Commission chairwoman Anna Rawlings said the final report concluded competition in the grocery sector was not working well for New Zealand consumers.

‘‘We have found that the intensity of competition between the major grocery retailers who dominate the market, Woolworths NZ and Foodstuffs, is muted and competitors wanting to enter or expand face significant challenges.’’

There was an increasingly diverse fringe of competitors in the sector, but they were unable to compete effectively with Woolworths NZ and Foodstuffs on price, product range and store location to offer the convenience of one› stop shopping for the many different kinds of shopping missions consumers undertook, she said.

The commission also identified that the nature of retail pricing and promotional strategies, and the major grocery retailers’ relationships with suppliers, indicated competition was not working as well as it could.

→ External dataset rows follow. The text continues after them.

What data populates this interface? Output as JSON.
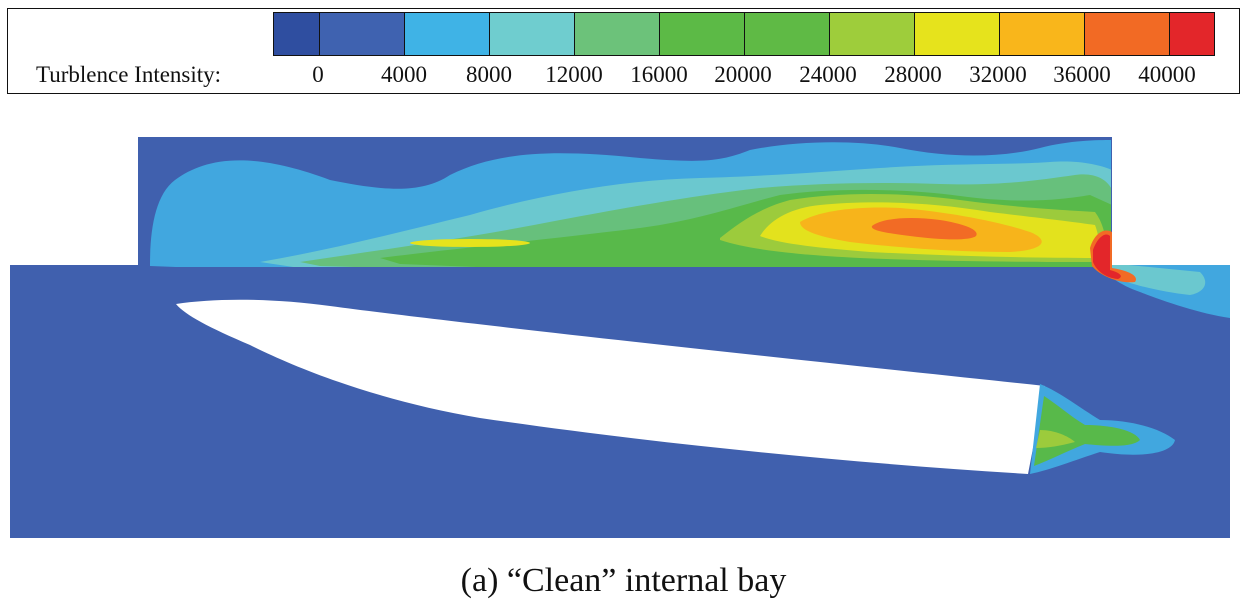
{
  "legend": {
    "title": "Turblence Intensity:",
    "ticks": [
      "0",
      "4000",
      "8000",
      "12000",
      "16000",
      "20000",
      "24000",
      "28000",
      "32000",
      "36000",
      "40000"
    ],
    "colors": [
      "#2f4ea0",
      "#3f62b0",
      "#3fb3e6",
      "#6fcdcf",
      "#6cc27a",
      "#5cba46",
      "#5fba45",
      "#9ecd3b",
      "#e6e31c",
      "#f9b61b",
      "#f26a24",
      "#e3262a"
    ]
  },
  "plot": {
    "background_color": "#4060ae",
    "body_color": "#ffffff"
  },
  "caption": "(a) “Clean” internal bay"
}
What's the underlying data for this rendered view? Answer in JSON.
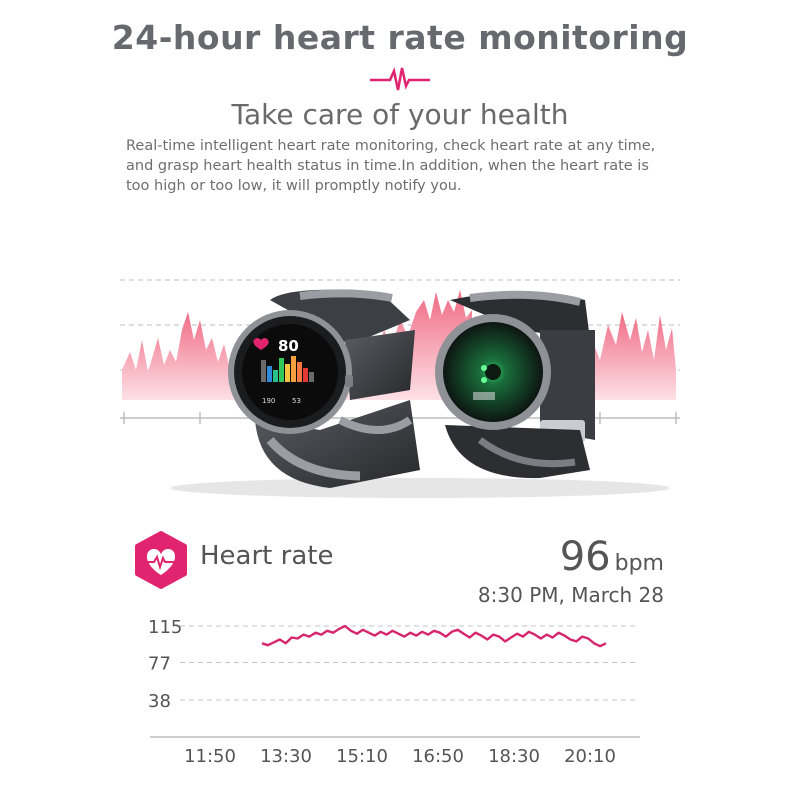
{
  "header": {
    "title": "24-hour heart rate monitoring",
    "subtitle": "Take care of your health",
    "description_lines": [
      "Real-time intelligent heart rate monitoring, check heart rate at any time,",
      "and grasp heart health status in time.In addition, when the heart rate is",
      "too high or too low, it will promptly notify you."
    ]
  },
  "watch_screen": {
    "heart_value": "80",
    "max_value": "190",
    "min_value": "53"
  },
  "heart_rate_card": {
    "label": "Heart rate",
    "value": "96",
    "unit": "bpm",
    "timestamp": "8:30 PM, March 28"
  },
  "colors": {
    "accent": "#e0246f",
    "text": "#555555",
    "wave_pink": "#f28a9c"
  },
  "chart_data": {
    "type": "line",
    "y_ticks": [
      "115",
      "77",
      "38"
    ],
    "x_ticks": [
      "11:50",
      "13:30",
      "15:10",
      "16:50",
      "18:30",
      "20:10"
    ],
    "ylim": [
      38,
      115
    ],
    "series": [
      {
        "values": [
          97,
          95,
          98,
          101,
          97,
          103,
          102,
          106,
          104,
          108,
          106,
          110,
          108,
          112,
          115,
          110,
          107,
          111,
          108,
          105,
          109,
          106,
          110,
          107,
          104,
          108,
          105,
          109,
          106,
          110,
          108,
          104,
          109,
          111,
          107,
          103,
          108,
          105,
          101,
          106,
          104,
          99,
          103,
          107,
          104,
          109,
          106,
          102,
          106,
          103,
          108,
          105,
          101,
          99,
          104,
          102,
          97,
          94,
          97
        ]
      }
    ]
  }
}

It also found New Zealand’s retail grocery prices appeared comparatively high by international standards, the profitability of major retailers also appeared high, and while consumers benefited from a range of innovations, there was scope for more.

 

Commerce Commission recommendations

  • Making more land available for new grocery stores by changing planning laws to free up sites, banning the use of restrictive land covenants and exclusivity clauses in leases that prevent retail grocery stores from being developed, and monitoring land banking by the major grocery retailers.
  • Improving access to the wholesale supply of a wide range of groceries at competitive prices by regulating to require the major grocery retailers to fairly consider any requests they receive to supply competitors, and requiring the criteria for obtaining supply and terms and conditions of supply to be transparent
  • Monitoring strategic conduct by the major grocery retailers, such as the use of ‘‘best price’’ clauses and exclusive supply agreements. The commission also identified competition was not working well for many of the businesses that supply groceries to the major grocery retailers, Ms Rawlings said.
  • Recommendations to help consumers make more informed purchasing decisions, and stimulate competition between retailers, include:
  • Requiring major grocery retailers to ensure promotional and pricing practices, and the terms and conditions of loyalty programmes, are easy for consumers to understand.
  • Requiring grocery retailers to display unit pricing in a consistent format. The final report and recommendations are now with the Government to review and consider.